Benitez: This EP is a glimpse into the inner mechanisms of my mind, body, and soul. It is comprised of the sounds I dream about at night and the overall scope of the music that I have always wanted to depict to a large scale audience. My goal is to create something unlike anything ever made before, to bridge the gap between Minimal Techno, Trance, House, and provide an experience within the sound that hops from light to dark in an unexpected yet effective fashion. In a time when the music seems to be in a state of stagnation I plan to spark the beginning of something new.
GVS: What does the future hold for Benitez?
Benitez: The future of Techno is a perplexing one. Being that I primarily focus on the genre my future is relative to its progression. The modern day Techno artist is highlighted by adults who are in their 40s if not more. Djs in my age group seem to be more focused on the main stream side of electronic music but I ask myself who will carry the torch of the underground long after the legends who helped build its foundation are gone? So to answer your question, I plan to help preserve the beauty within the darkness of Techno and continue to build its audience. Rather than pick up where the greats will eventually leave off my goals are set on expanding the sound far beyond its current state. Instead of allowing the fad of EDM to dissolve similar to how Disco did in the 70’s I hope to grab hold of the listeners of our generation and show them the roots, the underground, the sound that preceded all that they listen to and attend festivals to see. When it is all over and the boom of electronic music has fully concluded all that will remain is what was their prior and that is House and Techno. For those who are willing to step outside the box and explore I will be there as an outlet to listen to and I plan to be a lifelong Ambassador to the beat. For me this is not a fad, this is my love, my life, my passion, and I will continue to do it for the rest of my life.
GVS: Your mixes vary from wavy grooves to basement tech-house. What are some of your earliest musical influences that have brought you to the point of being a DJ?
Dunstan Wallace: I grew up playing music throughout school, and later dove pretty hard into the Gainesville ska scene for a while. I always used to tinker with building computers, and really found DJing to be a cool harmony between man and machine. My brother exposed me to house early on during the ‘EDM bubble’, and it really showed me that dance music doesn’t have to fit in a box; that there was a scene where creativity and authenticity were appreciated. I spent my college years in The Atlantic and Neon Liger, listening the likes of NickFresh, Vi, and Durante. There’s a lot of amazing music in this world, and hopefully I can spread some of it around.
GVS: How did you first get involved with Over Easy Creative?
Dunstan Wallace: Les Voss rode past my window one day on a dragon and offered me a chalice of house music, and that was that. But really, A couple years back, I heard some murmurs of an event. It was supposed to be something fresh, local artists, good vibes, and atmosphere for grooving and dancing (as opposed to the rage-face EDM scene at the time). I thought this sounded really cool, so I asked a friend to hit up the creator, if they needed any help filling slots. That first fest was a huge success, Over Easy was born, and fast forward a couple years and we’re hosting Amtrac, an artist who’s music I played the very first time with the Over Easy family. Pretty cool.
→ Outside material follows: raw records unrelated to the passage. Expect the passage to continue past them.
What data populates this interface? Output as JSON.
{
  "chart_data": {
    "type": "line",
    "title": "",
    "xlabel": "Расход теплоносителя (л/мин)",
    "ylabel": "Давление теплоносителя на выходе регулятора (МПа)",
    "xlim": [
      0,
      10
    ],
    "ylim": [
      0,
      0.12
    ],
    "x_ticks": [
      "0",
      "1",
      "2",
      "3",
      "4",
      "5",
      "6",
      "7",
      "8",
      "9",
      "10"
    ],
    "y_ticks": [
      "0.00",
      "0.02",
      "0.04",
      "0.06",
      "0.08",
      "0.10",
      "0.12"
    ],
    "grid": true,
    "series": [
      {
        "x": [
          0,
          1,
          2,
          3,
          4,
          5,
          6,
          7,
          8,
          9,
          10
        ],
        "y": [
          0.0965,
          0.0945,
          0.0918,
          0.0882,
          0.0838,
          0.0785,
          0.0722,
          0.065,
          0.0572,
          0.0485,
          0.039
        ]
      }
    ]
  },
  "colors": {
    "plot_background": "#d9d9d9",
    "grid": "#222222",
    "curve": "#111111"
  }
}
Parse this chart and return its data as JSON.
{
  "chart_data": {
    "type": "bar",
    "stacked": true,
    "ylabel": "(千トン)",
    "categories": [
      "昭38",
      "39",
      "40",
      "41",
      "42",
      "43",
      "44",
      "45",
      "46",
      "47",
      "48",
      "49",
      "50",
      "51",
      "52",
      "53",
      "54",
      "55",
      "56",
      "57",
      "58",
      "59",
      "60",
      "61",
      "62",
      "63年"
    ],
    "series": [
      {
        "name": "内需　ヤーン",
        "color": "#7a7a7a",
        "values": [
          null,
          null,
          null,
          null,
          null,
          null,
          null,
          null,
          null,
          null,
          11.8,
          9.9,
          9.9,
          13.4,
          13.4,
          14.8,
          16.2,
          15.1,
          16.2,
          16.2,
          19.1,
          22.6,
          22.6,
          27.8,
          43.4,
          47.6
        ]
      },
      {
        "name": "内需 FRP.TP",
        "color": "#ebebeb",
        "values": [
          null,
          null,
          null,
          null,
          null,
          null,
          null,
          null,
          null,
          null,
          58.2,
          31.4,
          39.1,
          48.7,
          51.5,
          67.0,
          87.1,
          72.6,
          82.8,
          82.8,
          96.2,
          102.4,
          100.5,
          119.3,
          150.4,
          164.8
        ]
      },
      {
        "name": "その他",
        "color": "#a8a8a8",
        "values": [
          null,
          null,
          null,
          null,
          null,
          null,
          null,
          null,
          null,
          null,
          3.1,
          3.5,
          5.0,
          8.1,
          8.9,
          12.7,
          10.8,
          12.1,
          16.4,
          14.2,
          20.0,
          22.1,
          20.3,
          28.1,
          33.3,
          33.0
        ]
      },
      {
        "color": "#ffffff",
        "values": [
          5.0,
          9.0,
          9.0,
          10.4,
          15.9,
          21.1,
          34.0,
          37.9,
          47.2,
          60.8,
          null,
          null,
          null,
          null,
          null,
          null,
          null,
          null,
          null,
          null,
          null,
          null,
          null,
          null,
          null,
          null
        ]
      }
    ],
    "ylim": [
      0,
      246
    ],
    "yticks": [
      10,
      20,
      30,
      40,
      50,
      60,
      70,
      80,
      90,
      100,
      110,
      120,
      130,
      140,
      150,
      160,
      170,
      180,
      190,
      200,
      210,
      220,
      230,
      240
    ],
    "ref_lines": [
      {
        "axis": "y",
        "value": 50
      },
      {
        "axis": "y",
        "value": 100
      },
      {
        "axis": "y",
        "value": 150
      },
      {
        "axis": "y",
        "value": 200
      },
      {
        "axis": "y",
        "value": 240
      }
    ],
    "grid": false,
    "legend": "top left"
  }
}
GVS: Where do you see your music headed? Do you have plans for production, or just sticking to mixing?
Dunstan Wallace: Great question ha. I’ve actually been producing music for years, I play my originals pretty frequently in a lot of my sets. Guess I should bring a little more attention to that ha. As for the future? I want this to always be fun. If I do this for fame or money, I’m in it for the wrong reasons. I’m going to keep playing the music I believe in, I’ll let fate decide where I end up.